What you are looking for here is to find the connected components of the graph, then you just need to count the number of wolves and sheep in each one.
using namespace std;
int w, h;
cin >> w >> h;
vector<string> grid(h);
for (int i = 0; i < h; ++i)
cin >> grid[i];
vector< vector<bool> > seen(h, vector<bool>(w, false));
int survived = 0;
const int mx[] = {-1, 0, 1, 0}, my[] = {0, -1, 0, 1};
for (int i = 0; i < h; ++i)
for (int j = 0; j < w; ++j)
if (!seen[i][j] && grid[i][j] != '#')
{
int sheep = 0, wolves = 0;
typedef pair<int, int> point;
stack<point> s;
s.push(point(i, j));
while (!s.empty())
{
point p = s.top();
int x = p.first, y = p.second;
if (grid[x][y] == 'w') wolves++;
if (grid[x][y] == 's') sheep++;
for (int k = 0; k < 4; ++k)
{
int x2 = x + mx[k], y2 = y + my[k];
if (x2<0 || x2>=h || y2<0 || y2>=w) continue;
if (grid[x2][y2] == '#' || seen[x2][y2]) continue;
s.push(point(x2, y2));
}
}
survived += max(0, sheep - wolves);
}
cout << "Surviving sheep = " << survived << endl;
Running time and memory usage is optimal at O(rows x columns).
Note that code is untested, but I believe this should work.
A simple approach would be to do a flood fill starting on each wolf. You can assume that each wolf will move (flood fill) the dots around him. After you flood fill starting from all the dots, any remaining sheep will survive.
In your example:
####
#.w#
####
#s.#
would fill to:
####
#fw#
####
#s.#
(I used f for the filled space), and the algorithm will stop, so s will survive.
maybe try thinking of the yard as a group of sectors. when creating a sector, if there is a wolf in it, remove all sheep. Now the only challenge is representing a sector, which seems much more manageable.
Consider using the logic of flood filling algorithms.
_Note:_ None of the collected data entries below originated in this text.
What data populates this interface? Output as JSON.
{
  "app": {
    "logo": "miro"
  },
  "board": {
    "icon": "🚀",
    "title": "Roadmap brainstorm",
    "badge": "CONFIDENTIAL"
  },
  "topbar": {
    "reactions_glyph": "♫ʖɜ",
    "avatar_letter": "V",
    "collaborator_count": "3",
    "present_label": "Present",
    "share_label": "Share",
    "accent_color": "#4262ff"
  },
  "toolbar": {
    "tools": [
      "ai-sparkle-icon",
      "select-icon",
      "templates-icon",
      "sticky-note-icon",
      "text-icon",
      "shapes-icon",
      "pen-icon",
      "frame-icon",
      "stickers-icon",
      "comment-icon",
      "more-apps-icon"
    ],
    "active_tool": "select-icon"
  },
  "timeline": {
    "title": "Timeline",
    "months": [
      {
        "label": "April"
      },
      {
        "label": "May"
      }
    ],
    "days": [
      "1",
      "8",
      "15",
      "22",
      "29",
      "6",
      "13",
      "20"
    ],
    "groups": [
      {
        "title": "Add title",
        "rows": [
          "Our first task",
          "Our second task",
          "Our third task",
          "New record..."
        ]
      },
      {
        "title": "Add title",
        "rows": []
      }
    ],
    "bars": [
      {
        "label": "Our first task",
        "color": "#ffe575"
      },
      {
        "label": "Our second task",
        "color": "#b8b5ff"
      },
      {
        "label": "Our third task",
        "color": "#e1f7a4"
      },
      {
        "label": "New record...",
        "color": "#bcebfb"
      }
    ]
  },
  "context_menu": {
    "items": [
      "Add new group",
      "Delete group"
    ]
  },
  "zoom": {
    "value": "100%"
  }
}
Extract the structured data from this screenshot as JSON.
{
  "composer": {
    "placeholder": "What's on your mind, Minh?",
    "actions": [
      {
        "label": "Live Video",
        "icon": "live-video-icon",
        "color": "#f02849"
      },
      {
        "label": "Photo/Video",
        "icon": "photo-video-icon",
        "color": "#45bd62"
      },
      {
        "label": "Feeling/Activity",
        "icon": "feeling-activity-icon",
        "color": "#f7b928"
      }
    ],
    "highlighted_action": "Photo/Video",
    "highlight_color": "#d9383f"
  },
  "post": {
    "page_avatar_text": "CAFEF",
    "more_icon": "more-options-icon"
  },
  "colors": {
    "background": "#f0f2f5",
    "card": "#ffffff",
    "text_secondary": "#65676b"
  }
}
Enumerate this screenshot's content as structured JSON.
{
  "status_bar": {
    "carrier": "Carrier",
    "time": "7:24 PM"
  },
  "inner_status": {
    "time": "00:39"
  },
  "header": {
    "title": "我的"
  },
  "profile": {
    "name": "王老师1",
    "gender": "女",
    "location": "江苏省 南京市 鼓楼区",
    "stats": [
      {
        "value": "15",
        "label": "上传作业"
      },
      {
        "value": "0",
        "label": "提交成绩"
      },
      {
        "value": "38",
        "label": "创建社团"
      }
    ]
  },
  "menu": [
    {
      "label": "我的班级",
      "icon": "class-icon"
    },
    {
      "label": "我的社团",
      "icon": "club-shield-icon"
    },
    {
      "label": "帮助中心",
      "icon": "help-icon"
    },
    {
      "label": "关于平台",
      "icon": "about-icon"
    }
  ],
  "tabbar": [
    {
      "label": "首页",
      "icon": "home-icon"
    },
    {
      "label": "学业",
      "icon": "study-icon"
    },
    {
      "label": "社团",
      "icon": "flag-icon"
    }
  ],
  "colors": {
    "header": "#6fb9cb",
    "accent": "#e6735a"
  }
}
Doesn't look like a geometry problem to me. I would solve it with the Flood fill algorithm
Fill every area with a unique number. Then, for every number you filled an area with, find out how many sheep and how many wolves are adjacent to that number. The only surviving sheep are those that are adjacent to a number k that no wolves are adjacent to.
You can represent the matrix in C++ as a matrix of chars: char A[maxrows][maxcols]. However, to use flood fill, I would use a matrix of ints, because you might have more areas than the max value of a char.
Is this a time-limited competition? E.g., one where your score is a function of the number of programs solved in a given time?
For these I would recommend a simple approach based on two things:
Represent the data as a 2D array
Determine when sheep and wolves share a sector by searching connectivity, using something like a flood-fill algorithm from each wolf. I would recommend starting from the wolves and "killing off" sheep when you reach them. After you do this for each wolf, any remaining sheep in the data structure survive.
The key in the time-limited competitions is to come up with a simple solution that's quick to program. Modern computers are extremely fast. Don't think about geometric algorithms unless you need to be able to handle vast data sets, just think how could I throw computation at the problem to solve it easily.
While I thought about this several other people suggested flood-filling, so this is somewhat redundant.